La migración silenciosa
La migración silenciosa
El jueves 11 de abril, a mediodía, la Casa del Migrante de Ciudad de Guatemala abrió las puertas a un grupo de cincuenta hondureños que llegaron a comer, antes de ponerse nuevamente en marcha rumbo a la frontera con México. En el pasillo de la casa, entre niños ruidosos y padres afanados en lavar manos y caras de sus hijos, alimentarlos y llamar a las familias que acababan de dejar en su país de origen, destacaba la presencia noble de una mujer haitiana, acompañada por su esposo e hijo de dos años.

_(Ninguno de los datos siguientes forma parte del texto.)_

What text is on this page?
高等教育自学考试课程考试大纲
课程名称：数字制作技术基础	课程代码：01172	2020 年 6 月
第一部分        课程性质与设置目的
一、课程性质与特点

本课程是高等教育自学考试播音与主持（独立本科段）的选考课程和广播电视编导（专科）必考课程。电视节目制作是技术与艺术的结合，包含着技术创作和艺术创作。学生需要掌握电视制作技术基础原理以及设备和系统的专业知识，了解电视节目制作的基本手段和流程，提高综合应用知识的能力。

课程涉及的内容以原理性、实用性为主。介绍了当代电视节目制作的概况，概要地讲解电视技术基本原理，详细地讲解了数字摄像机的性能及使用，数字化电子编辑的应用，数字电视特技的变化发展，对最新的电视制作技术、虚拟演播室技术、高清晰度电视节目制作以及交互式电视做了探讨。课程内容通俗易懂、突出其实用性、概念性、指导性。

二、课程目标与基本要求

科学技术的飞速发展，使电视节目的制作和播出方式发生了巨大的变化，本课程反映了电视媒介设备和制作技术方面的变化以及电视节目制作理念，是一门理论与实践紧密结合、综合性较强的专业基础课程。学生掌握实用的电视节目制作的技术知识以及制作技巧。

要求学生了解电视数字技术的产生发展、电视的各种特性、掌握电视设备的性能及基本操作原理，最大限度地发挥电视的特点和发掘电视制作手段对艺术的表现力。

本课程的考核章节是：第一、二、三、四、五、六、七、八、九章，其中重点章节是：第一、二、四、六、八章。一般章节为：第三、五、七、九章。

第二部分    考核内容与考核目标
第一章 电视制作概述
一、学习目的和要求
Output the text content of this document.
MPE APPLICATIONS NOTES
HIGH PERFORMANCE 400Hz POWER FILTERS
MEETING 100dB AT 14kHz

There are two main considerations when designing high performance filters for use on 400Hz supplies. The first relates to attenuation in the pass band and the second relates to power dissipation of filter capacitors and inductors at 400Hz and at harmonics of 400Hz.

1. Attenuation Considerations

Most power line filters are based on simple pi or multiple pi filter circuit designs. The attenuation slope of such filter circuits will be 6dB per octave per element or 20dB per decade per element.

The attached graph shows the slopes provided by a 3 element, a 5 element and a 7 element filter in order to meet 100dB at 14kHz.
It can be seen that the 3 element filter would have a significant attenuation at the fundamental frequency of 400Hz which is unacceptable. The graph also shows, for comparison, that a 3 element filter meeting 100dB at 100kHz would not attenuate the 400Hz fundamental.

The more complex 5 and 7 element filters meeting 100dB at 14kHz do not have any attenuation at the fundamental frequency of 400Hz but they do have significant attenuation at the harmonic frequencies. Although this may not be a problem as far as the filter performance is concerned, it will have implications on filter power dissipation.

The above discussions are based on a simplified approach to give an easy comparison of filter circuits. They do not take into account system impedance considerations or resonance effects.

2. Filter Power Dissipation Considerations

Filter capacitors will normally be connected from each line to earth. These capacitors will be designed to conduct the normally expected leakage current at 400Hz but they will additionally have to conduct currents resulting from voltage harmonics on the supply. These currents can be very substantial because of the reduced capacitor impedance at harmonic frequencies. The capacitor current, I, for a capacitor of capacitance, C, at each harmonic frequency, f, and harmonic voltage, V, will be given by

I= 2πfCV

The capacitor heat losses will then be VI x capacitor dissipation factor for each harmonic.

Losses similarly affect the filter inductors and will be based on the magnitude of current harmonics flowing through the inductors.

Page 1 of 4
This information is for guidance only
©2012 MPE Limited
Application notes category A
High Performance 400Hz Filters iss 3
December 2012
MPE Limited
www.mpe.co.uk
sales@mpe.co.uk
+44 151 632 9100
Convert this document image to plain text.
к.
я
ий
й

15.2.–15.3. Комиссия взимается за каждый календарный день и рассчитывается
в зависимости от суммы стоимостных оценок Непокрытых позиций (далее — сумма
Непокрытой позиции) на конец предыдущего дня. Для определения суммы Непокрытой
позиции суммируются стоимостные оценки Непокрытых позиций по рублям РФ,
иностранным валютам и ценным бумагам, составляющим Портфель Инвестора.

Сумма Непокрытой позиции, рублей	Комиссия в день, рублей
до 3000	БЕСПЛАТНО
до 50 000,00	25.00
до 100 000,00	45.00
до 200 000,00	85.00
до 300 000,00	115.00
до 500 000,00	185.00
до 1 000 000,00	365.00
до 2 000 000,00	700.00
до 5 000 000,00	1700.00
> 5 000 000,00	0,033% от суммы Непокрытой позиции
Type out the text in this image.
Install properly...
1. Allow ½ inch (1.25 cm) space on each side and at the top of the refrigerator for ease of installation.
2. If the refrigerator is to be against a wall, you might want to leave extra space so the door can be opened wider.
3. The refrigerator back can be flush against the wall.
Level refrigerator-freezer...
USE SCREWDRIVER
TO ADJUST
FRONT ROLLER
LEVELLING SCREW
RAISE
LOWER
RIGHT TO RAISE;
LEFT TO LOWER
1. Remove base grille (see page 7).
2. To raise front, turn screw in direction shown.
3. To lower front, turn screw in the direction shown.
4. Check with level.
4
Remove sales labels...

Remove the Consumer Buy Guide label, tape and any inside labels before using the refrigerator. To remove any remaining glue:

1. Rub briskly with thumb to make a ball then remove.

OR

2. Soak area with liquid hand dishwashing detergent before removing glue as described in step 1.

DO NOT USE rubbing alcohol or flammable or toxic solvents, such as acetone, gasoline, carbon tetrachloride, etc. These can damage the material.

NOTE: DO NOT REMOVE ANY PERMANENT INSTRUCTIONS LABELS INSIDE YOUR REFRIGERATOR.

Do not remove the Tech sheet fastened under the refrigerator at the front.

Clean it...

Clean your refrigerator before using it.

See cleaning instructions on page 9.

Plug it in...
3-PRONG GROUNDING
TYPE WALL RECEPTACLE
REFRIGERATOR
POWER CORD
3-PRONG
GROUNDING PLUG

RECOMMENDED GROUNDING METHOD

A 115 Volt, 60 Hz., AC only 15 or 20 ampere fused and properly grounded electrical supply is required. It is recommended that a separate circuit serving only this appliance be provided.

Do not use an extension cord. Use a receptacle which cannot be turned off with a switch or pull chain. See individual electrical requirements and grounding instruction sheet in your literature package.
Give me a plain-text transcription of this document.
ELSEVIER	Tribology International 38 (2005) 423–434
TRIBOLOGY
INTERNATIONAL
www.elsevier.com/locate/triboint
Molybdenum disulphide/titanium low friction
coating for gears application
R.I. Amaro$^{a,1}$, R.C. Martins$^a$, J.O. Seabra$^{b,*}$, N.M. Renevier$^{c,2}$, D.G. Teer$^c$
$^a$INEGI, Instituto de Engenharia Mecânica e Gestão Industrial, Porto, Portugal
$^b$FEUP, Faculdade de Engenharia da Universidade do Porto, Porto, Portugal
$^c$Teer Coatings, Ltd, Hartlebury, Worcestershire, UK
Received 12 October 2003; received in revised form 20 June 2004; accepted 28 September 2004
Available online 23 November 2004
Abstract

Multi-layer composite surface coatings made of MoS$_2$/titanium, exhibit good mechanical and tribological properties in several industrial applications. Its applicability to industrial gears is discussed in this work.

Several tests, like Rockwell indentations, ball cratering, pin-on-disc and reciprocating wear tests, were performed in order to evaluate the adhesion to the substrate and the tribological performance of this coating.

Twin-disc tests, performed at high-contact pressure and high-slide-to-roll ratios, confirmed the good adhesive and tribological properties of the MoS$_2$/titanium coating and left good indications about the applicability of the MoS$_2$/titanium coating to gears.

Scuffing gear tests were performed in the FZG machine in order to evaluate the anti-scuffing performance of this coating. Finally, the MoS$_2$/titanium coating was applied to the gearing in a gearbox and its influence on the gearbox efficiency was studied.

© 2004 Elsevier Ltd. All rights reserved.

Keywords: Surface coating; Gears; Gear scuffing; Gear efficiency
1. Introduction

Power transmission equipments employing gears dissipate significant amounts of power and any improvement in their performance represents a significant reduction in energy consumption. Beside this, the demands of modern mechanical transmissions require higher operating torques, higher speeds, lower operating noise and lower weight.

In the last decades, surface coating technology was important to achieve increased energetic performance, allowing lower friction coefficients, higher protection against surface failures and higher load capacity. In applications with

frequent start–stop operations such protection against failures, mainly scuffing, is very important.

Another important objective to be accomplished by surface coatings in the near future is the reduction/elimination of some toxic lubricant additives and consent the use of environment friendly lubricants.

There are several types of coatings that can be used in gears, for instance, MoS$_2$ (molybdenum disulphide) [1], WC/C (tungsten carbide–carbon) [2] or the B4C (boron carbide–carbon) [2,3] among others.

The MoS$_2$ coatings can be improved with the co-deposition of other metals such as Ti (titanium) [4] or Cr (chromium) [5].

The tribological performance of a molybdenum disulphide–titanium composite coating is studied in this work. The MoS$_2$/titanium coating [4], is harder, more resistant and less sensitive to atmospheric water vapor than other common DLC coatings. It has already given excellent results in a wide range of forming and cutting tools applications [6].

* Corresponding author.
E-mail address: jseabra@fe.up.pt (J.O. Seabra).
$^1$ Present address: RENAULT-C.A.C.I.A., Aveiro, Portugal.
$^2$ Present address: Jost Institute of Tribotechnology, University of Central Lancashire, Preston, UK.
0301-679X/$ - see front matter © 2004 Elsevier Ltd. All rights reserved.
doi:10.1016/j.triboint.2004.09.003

Fedeine Luissaint, 26 años, originaria de Gonaïves, dejó su país, uno de los más destrozados y pobres de todo el continente, hace siete años para migrar a Porto Belo, en Brasil. Justo ese día, su familia cumplía dos meses de viaje desde el país suramericano. El sueño, como para todos, alcanzar la tierra prometida norteamericana. La travesía de los tres, que tuvieron que cruzar varios países para llegar hasta Guatemala, es agravada por el hecho de que sólo el esposo de Fedeine, Milsaint, habla un poco de castellano para hacerse comprender.
A pesar de que el aspecto exótico de la mujer pudiera hacer pensar en casos aislados de migración extrema, la tragedia de los haitianos es constante y muy consistente, tal como demuestran las cifras del Instituto Guatemalteco de Migración: según datos oficiales, solamente en los primeros dos meses del año, son 157 los habitantes de las Antillas francófonas que han cruzado suelo guatemalteco. No son los únicos grupos numerosos que enfrentan largos viajes para buscar una vida mejor: 327 cubanos, 158 congoleses, 52 cameruneses, 22 angolanos y 13 venezolanos completan el cuadro de una tragedia menos visible que la catracha, pero igual de dramática.